Putman and Ricciardi apply this gene editing pathway to cure human models of disease, such as cystic fibrosis, β-thalassemia, and sickle cell, in mouse fetuses. Nanoparticles that contain PNA strands are delivered to mouse fetuses and the mice are tested for the absence of disease after birth. “We were able to show that we got disease improvement after birth; the mice were healthy when they were born,” Ricciardi said.
A successful direction in this project led Putman to an even more fundamental question: can we do this even earlier? In other words, if site-specific genome editing works in fetuses, could it work in single-cell embryos? In many genetic diseases, organ damage can take place early on during the fetal stage of development. However, these diseases can often be identified at the embryonic stage if a mother undergoing in vitro fertilization chooses to screen for genetic diseases before implantation. If gene editing can be performed within the first days of life, there is a possibility that the fetus will undergo completely healthy organ development. With hopes of clinically translating her work with mice embryos, Putman embarked on her own project: Synthetic Nanoparticle Delivery to Mouse Embryos for Site-specific Genome Editing.
For her work with these two projects, Putman received the Arnold and Mabel Beckman Foundation award in 2017 and presented her work at the Beckman Scholars Annual Research Symposium for the following two summers in Irvine, CA. Putman was one of two Yale College students in the class of 2019 to receive this distinction.
Outside her research, Putman is the president of Demos, a service group that makes science education more accessible to students in New Haven public elementary schools.
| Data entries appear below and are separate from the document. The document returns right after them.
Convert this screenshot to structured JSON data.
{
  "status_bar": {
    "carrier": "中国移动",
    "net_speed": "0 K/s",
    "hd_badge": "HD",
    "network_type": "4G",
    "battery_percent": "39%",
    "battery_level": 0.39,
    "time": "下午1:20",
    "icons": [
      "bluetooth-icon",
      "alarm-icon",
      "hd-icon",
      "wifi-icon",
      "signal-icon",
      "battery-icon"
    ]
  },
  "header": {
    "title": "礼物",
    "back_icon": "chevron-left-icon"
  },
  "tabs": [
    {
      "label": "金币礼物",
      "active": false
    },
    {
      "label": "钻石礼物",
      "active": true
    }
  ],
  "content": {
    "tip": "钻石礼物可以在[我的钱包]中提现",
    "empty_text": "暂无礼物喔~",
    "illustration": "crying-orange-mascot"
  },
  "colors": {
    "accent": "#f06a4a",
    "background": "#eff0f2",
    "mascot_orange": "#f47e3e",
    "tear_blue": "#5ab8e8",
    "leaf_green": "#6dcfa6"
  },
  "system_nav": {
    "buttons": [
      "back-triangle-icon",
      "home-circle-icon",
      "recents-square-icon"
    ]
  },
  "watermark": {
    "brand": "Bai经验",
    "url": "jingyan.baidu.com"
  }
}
She also teaches a class about genetics to neighboring middle and high school students through Splash at Yale. As Putman serves younger scientists through her volunteer work, she attributes her own successes to mentorship. “I had two really wonderful teachers throughout middle school and high school,” Putman said. “What they taught me was that we all have things we’re good at and are passionate about. What is more important is to follow your passions and see where they lead you.”